In python 3.3 timeout argument was added.

https://docs.python.org/3/library/subprocess.html#subprocess.call

Answer 2

You can use subprocess32 mentioned by @gps, which is backport of the subprocess standard library module from Python 3.2 - 3.5 for use on Python 2.

Firstly, install the subprocess32 module:

pip install subprocess32

Here's a code snippet:

>>> import subprocess32
>>> print subprocess32.check_output(["python", "--version"])
Python 2.7.12

>>> subprocess32.check_output(["sleep", "infinity"], timeout=3)
Traceback (most recent call last):
  File "<stdin>", line 1, in <module>
  File "/usr/local/lib/python2.7/dist-packages/subprocess32.py", line 340, in check_output
    raise TimeoutExpired(process.args, timeout, output=output)
subprocess32.TimeoutExpired: Command '['sleep', 'infinity']' timed out after 3 seconds

Notice, default timeout=None, which means never timeout.

Answer 3

You can try to use "easyprocess":

https://github.com/ponty/EasyProcess

It has many features that you need like "timeout".

Answer 4

A simple way I've always done timeouts with 2.7 is utilizing subprocess.poll() alongside time.sleep() with a delay. Here's a very basic example:

import subprocess
import time

x = #some amount of seconds
delay = 1.0
timeout = int(x / delay)

args = #a string or array of arguments
task = subprocess.Popen(args)

#while the process is still executing and we haven't timed-out yet
while task.poll() is None and timeout > 0:
     #do other things too if necessary e.g. print, check resources, etc.
     time.sleep(delay)
     timeout -= delay

If you set x = 600, then your timeout would amount to 10 minutes. While task.poll() will query whether or not the process has terminated. time.sleep(delay) will sleep for 1 second in this case, and then decrement the timeout by 1 second. You can play around with that part to your heart's content, but the basic concept is the same throughout.

Hope this helps!

subprocess.poll() https://docs.python.org/2/library/subprocess.html#popen-objects

Answer 5

You could install subprocess32 module mentioned by @gps -- the backport of the subprocess module from Python 3.2/3.3 for use on 2.x. It works on Python 2.7 and it includes timeout support from Python 3.3.

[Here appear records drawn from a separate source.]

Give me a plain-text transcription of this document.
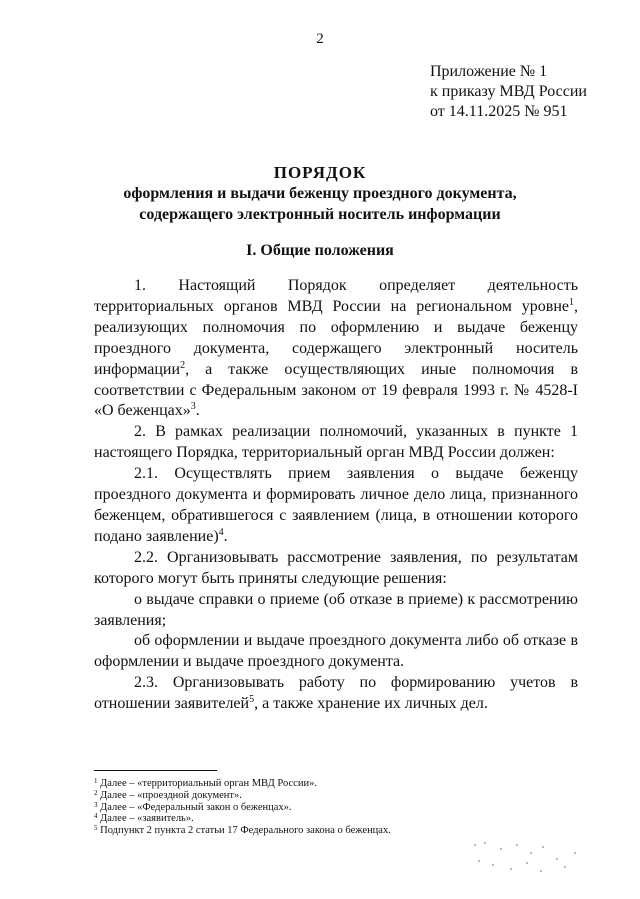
2
Приложение № 1
к приказу МВД России
от 14.11.2025 № 951
ПОРЯДОК
оформления и выдачи беженцу проездного документа,
содержащего электронный носитель информации
I. Общие положения

1. Настоящий Порядок определяет деятельность территориальных органов МВД России на региональном уровне$^1$, реализующих полномочия по оформлению и выдаче беженцу проездного документа, содержащего электронный носитель информации$^2$, а также осуществляющих иные полномочия в соответствии с Федеральным законом от 19 февраля 1993 г. № 4528-I «О беженцах»$^3$.

2. В рамках реализации полномочий, указанных в пункте 1 настоящего Порядка, территориальный орган МВД России должен:

2.1. Осуществлять прием заявления о выдаче беженцу проездного документа и формировать личное дело лица, признанного беженцем, обратившегося с заявлением (лица, в отношении которого подано заявление)$^4$.

2.2. Организовывать рассмотрение заявления, по результатам которого могут быть приняты следующие решения:

о выдаче справки о приеме (об отказе в приеме) к рассмотрению заявления;

об оформлении и выдаче проездного документа либо об отказе в оформлении и выдаче проездного документа.

2.3. Организовывать работу по формированию учетов в отношении заявителей$^5$, а также хранение их личных дел.

$^1$ Далее – «территориальный орган МВД России».
$^2$ Далее – «проездной документ».
$^3$ Далее – «Федеральный закон о беженцах».
$^4$ Далее – «заявитель».
$^5$ Подпункт 2 пункта 2 статьи 17 Федерального закона о беженцах.
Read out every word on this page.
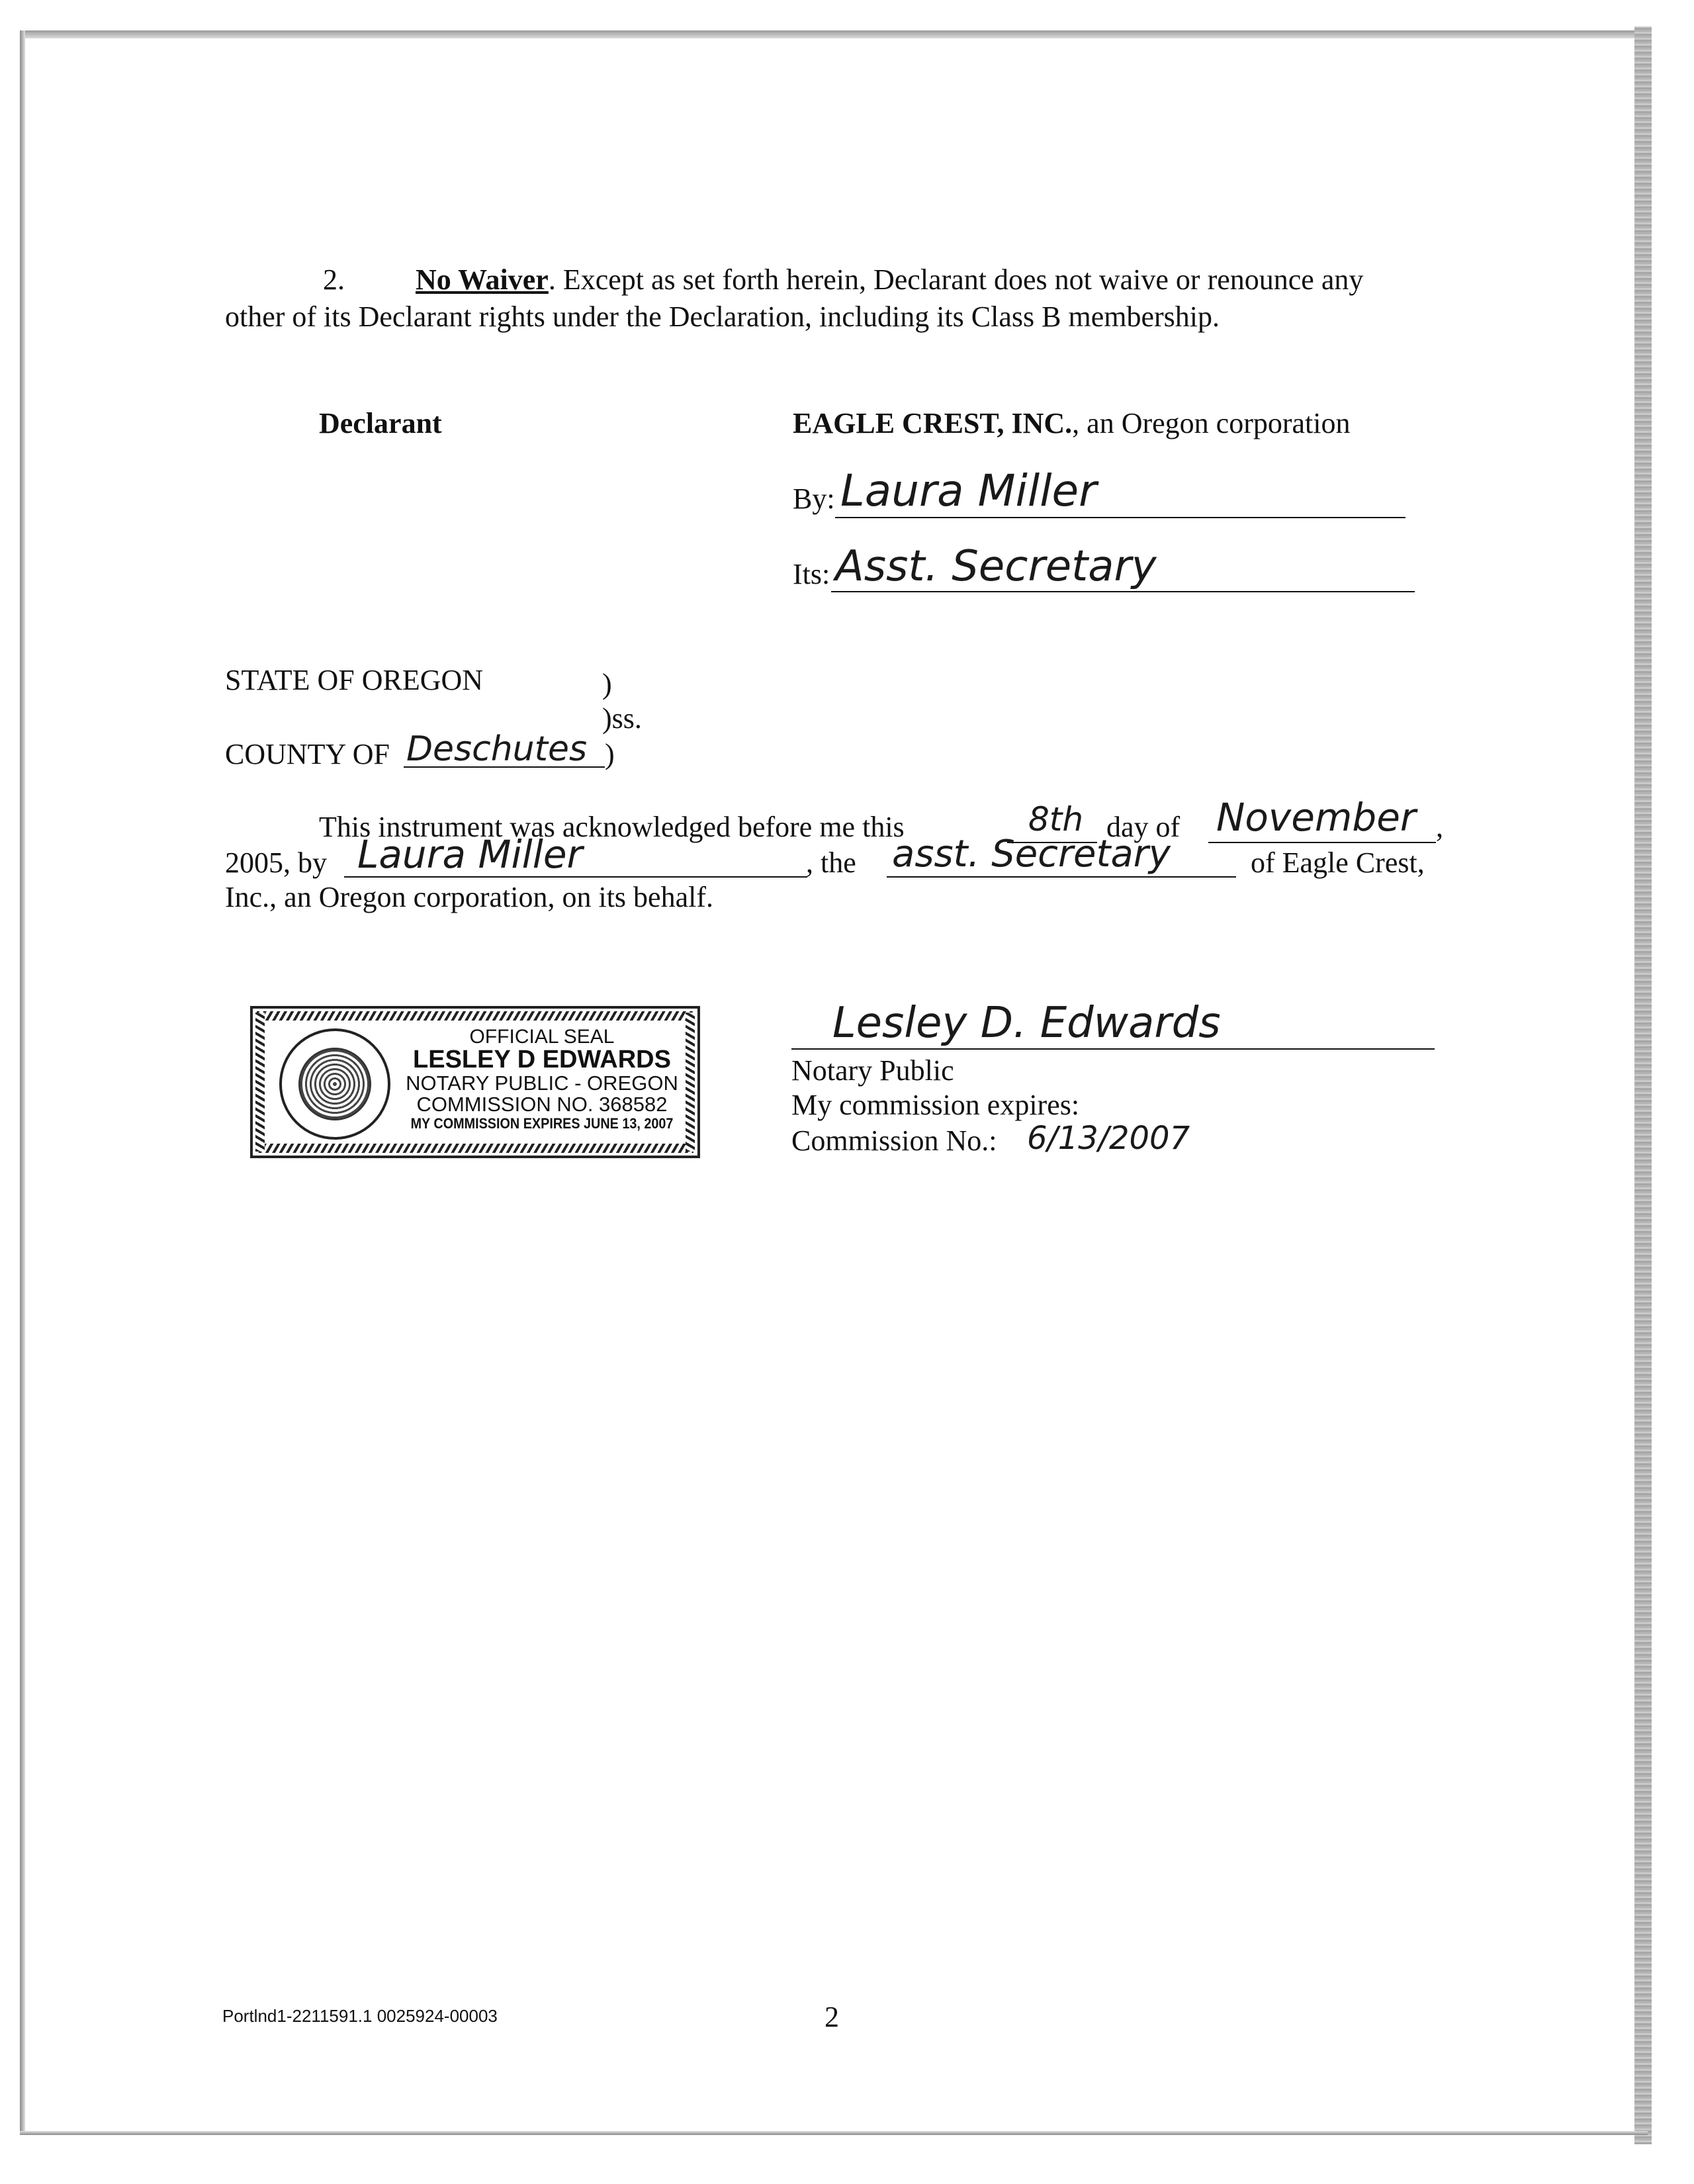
2. No Waiver. Except as set forth herein, Declarant does not waive or renounce any
other of its Declarant rights under the Declaration, including its Class B membership.
Declarant	EAGLE CREST, INC., an Oregon corporation
By: Laura Miller
Its: Asst. Secretary
STATE OF OREGON	)
)ss.
COUNTY OF Deschutes )
This instrument was acknowledged before me this	8th day of November ,
2005, by Laura Miller	, the asst. Secretary	of Eagle Crest,
Inc., an Oregon corporation, on its behalf.
OFFICIAL SEAL
LESLEY D EDWARDS
NOTARY PUBLIC - OREGON
COMMISSION NO. 368582
MY COMMISSION EXPIRES JUNE 13, 2007
Lesley D. Edwards
Notary Public
My commission expires:
Commission No.: 6/13/2007
Portlnd1-2211591.1 0025924-00003	2
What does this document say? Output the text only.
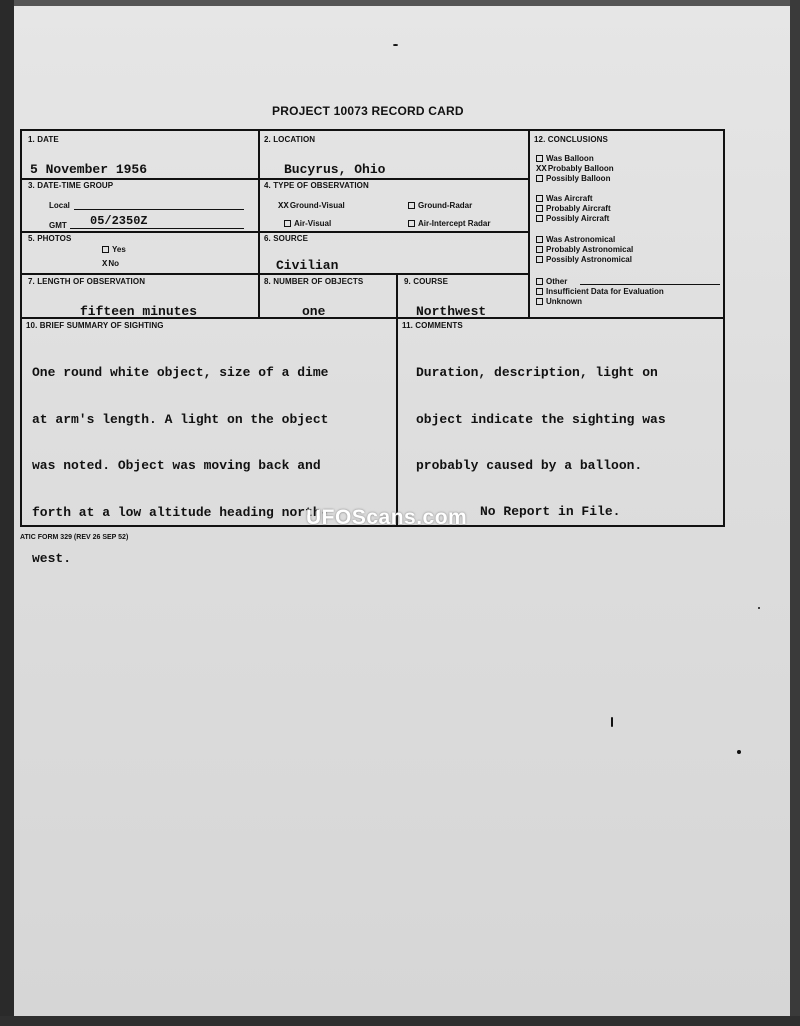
PROJECT 10073 RECORD CARD
1. DATE
5 November 1956
2. LOCATION
Bucyrus, Ohio
3. DATE-TIME GROUP
Local
GMT 05/2350Z
4. TYPE OF OBSERVATION
XXGround-Visual	Ground-Radar
Air-Visual	Air-Intercept Radar
5. PHOTOS
Yes
XNo
6. SOURCE
Civilian
7. LENGTH OF OBSERVATION
fifteen minutes
8. NUMBER OF OBJECTS
one
9. COURSE
Northwest
12. CONCLUSIONS
Was Balloon
XXProbably Balloon
Possibly Balloon
Was Aircraft
Probably Aircraft
Possibly Aircraft
Was Astronomical
Probably Astronomical
Possibly Astronomical
Other
Insufficient Data for Evaluation
Unknown
10. BRIEF SUMMARY OF SIGHTING

One round white object, size of a dime

at arm's length. A light on the object

was noted. Object was moving back and

forth at a low altitude heading north-

west.

11. COMMENTS

Duration, description, light on

object indicate the sighting was

probably caused by a balloon.

No Report in File.
UFOScans.com
ATIC FORM 329 (REV 26 SEP 52)
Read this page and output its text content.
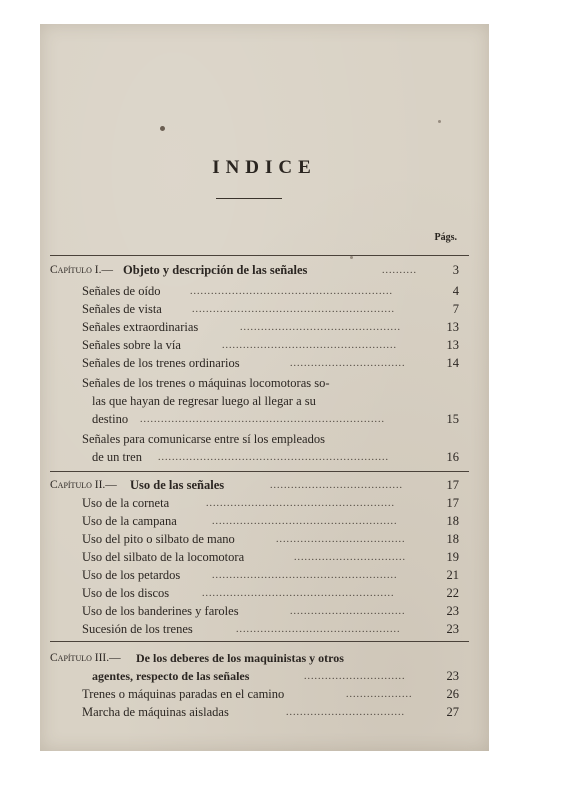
INDICE
Págs.
Capítulo I.— Objeto y descripción de las señales	..........	3
Señales de oído	..........................................................	4
Señales de vista	..........................................................	7
Señales extraordinarias	..............................................	13
Señales sobre la vía	..................................................	13
Señales de los trenes ordinarios	.................................	14
Señales de los trenes o máquinas locomotoras so-
las que hayan de regresar luego al llegar a su
destino ......................................................................	15
Señales para comunicarse entre sí los empleados
de un tren ..................................................................	16
Capítulo II.— Uso de las señales	......................................	17
Uso de la corneta	......................................................	17
Uso de la campana	.....................................................	18
Uso del pito o silbato de mano	.....................................	18
Uso del silbato de la locomotora	................................	19
Uso de los petardos	.....................................................	21
Uso de los discos	.......................................................	22
Uso de los banderines y faroles	.................................	23
Sucesión de los trenes	...............................................	23
Capítulo III.— De los deberes de los maquinistas y otros
agentes, respecto de las señales	.............................	23
Trenes o máquinas paradas en el camino	...................	26
Marcha de máquinas aisladas	..................................	27
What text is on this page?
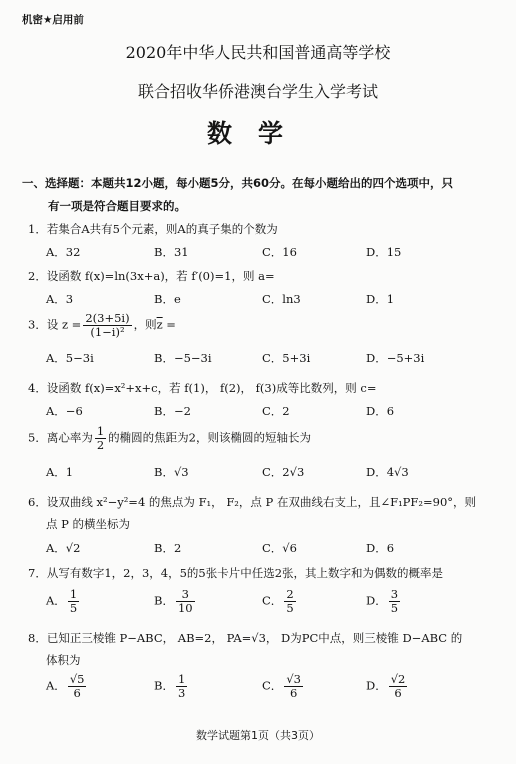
机密★启用前
2020年中华人民共和国普通高等学校
联合招收华侨港澳台学生入学考试
数学
一、选择题：本题共12小题，每小题5分，共60分。在每小题给出的四个选项中，只
有一项是符合题目要求的。
1．若集合A共有5个元素，则A的真子集的个数为
A．32	B．31	C．16	D．15
2．设函数 f(x)=ln(3x+a)，若 f′(0)=1，则 a=
A．3	B．e	C．ln3	D．1
3．设 $z = \frac{2(3+5i)}{\text{(1−i)²}}$ ，则$\overline{z}$ =
A．5−3i	B．−5−3i	C．5+3i	D．−5+3i
4．设函数 f(x)=x²+x+c，若 f(1)， f(2)， f(3)成等比数列，则 c=
A．−6	B．−2	C．2	D．6
5．离心率为 $\frac{1}{2}$ 的椭圆的焦距为2，则该椭圆的短轴长为
A．1	B．√3	C．2√3	D．4√3
6．设双曲线 x²−y²=4 的焦点为 F₁， F₂，点 P 在双曲线右支上，且∠F₁PF₂=90°，则
点 P 的横坐标为
A．√2	B．2	C．√6	D．6
7．从写有数字1，2，3，4，5的5张卡片中任选2张，其上数字和为偶数的概率是
A． $\frac{1}{5}$	B． $\frac{3}{10}$	C． $\frac{2}{5}$	D． $\frac{3}{5}$
8．已知正三棱锥 P−ABC， AB=2， PA=√3， D为PC中点，则三棱锥 D−ABC 的
体积为
A． $\frac{√5}{6}$	B． $\frac{1}{3}$	C． $\frac{√3}{6}$	D． $\frac{√2}{6}$
数学试题第1页（共3页）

subprocess.call() is just Popen().wait() and therefore to interrupt a long running process in timeout seconds:

#!/usr/bin/env python
import time
from subprocess import Popen

p = Popen(*call_args)
time.sleep(timeout)
try:
    p.kill()
except OSError:
    pass # ignore
p.wait()

If the child process may end sooner then a portable solution is to use Timer() as suggested in @sussudio's answer:

#!/usr/bin/env python
from subprocess import Popen
from threading import Timer

def kill(p):
    try:
        p.kill()
    except OSError:
        pass # ignore

p = Popen(*call_args)
t = Timer(timeout, kill, [p])
t.start()
p.wait()
t.cancel()

On Unix, you could use SIGALRM as suggested in @Alex Martelli's answer:

#!/usr/bin/env python
import signal
from subprocess import Popen

class Alarm(Exception):
    pass

def alarm_handler(signum, frame):
    raise Alarm

signal.signal(signal.SIGALRM, alarm_handler)


p = Popen(*call_args)
signal.alarm(timeout)  # raise Alarm in 5 minutes
try:
    p.wait()
    signal.alarm(0)  # reset the alarm
except Alarm:
    p.kill()
    p.wait()

To avoid using threads and signals here, subprocess module on Python 3 uses a busy loop with waitpid(WNOHANG) calls on Unix and winapi.WaitForSingleObject() on Windows.